= Bachwürfel =

Austrian cube-shaped confectionery

Bachwürfel, wrapped individually

The Bachwürfel (English: Bach-Cube) is an Austrian confectionery created in 1985 on the occasion of the composer Johann Sebastian Bach's tercentenary by Salzburg confectioner Norbert Fürst.

The cube-shaped candy consists of one layer each of marzipan, nut-truffle, and coffee truffle, coated in dark chocolate. Originally produced as a limited-edition confection, it proved popular with consumers and became a staple product of the cafe and sweetmeat shop Fürst.

== History ==
Prior to Johann Sebastian Bach's anniversary, the Salzburg Bach-Organisation (Salzburger Bachgesellschaft) suggested that Norbert Fürst, whose great-grandfather Paul Fürst in 1890 first presented the Mozartkugel, produce a similar confection dedicated to J.S. Bach.
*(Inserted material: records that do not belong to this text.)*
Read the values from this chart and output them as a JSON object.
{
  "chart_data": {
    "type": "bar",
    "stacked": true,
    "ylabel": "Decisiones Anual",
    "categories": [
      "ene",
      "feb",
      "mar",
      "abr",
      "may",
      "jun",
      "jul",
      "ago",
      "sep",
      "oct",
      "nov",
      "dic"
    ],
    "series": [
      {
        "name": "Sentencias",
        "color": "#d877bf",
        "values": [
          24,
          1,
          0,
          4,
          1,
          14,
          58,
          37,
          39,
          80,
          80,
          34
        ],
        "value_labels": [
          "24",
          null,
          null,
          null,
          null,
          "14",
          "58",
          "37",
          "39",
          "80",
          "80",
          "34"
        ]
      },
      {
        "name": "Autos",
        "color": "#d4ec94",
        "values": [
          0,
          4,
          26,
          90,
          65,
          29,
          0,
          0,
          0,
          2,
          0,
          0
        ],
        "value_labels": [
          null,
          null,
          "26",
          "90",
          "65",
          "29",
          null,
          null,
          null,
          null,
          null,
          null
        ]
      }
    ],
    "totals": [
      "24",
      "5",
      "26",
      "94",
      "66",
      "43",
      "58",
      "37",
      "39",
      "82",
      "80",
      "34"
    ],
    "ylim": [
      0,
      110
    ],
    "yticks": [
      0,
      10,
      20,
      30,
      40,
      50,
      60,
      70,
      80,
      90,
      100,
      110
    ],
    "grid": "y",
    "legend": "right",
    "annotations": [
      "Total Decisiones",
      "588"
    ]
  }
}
According to Norbert Fürst's son, Martin Fürst, the jubilee was the sole inducement for his father to come up with the Bachwürfel, as Bach himself had had no special connection to Salzburg.

== Distribution ==
While single Bachwürfel can be purchased, the candy is usually sold in small boxes containing four of the truffle cubes. Each of these is wrapped in plastic foil surrounded with a paper cuff imprinted with the composer's portrait.